Into that room came a breath such as before swept over Henry Maxwell’s church and through Nazareth Avenue. The Bishop laid his hand on the shoulder of Penrose and said: “My brother, God has been very near to you. Let us thank him.”
“Yes, yes,” sobbed Penrose. He sat down on a chair and covered his face. The Bishop prayed. Then Penrose quietly said, “Will you go with me to that house?”
For answer the two men put on their overcoats and went with him to the home of the dead man’s family. That was the beginning of a new and strange life for Clarence Penrose. From the moment he stepped into that wretched hovel of a home and faced for the first time in his life a despair and suffering such as he had read of but did not know by personal contact, he dated a new life. It would be another long story to tell how, in obedience to his pledge, he began to do with his tenement property as he knew Jesus would do. What would Jesus do with tenement property if He owned it in Chicago or any other great city of the world? Any man who can imagine any true answers to this question can easily tell what Clarence Penrose began to do.
Now, before that winter reached its bitter climax, many things occurred in the city which concerned the lives of all the characters in this history of the disciples who promised to walk in His steps.

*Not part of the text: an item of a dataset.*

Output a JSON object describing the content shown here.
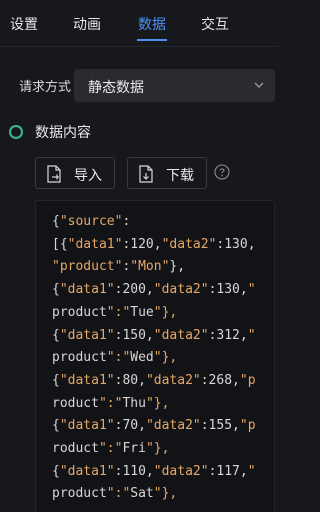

It chanced, by one of those coincidences that seem to occur preternaturally, that one afternoon, just as Felicia came out of the Settlement with a basket of food which she was going to leave as a sample with a baker in the Penrose district, Stephen Clyde opened the door of the carpenter shop in the basement and came out of the lower door, in time to meet her as she reached the sidewalk.
“Let me carry your basket, please,” he said.
“Why do you say ‘please’?” asked Felicia, handing over the basket while they walked along.
“I would like to say something else,” replied Stephen, glancing at her shyly and yet with a boldness that frightened him, for he had been loving Felicia more every day since he first saw her, and especially since she stepped into the shop that day with the Bishop, and for weeks now they had been in many ways thrown into each other’s company.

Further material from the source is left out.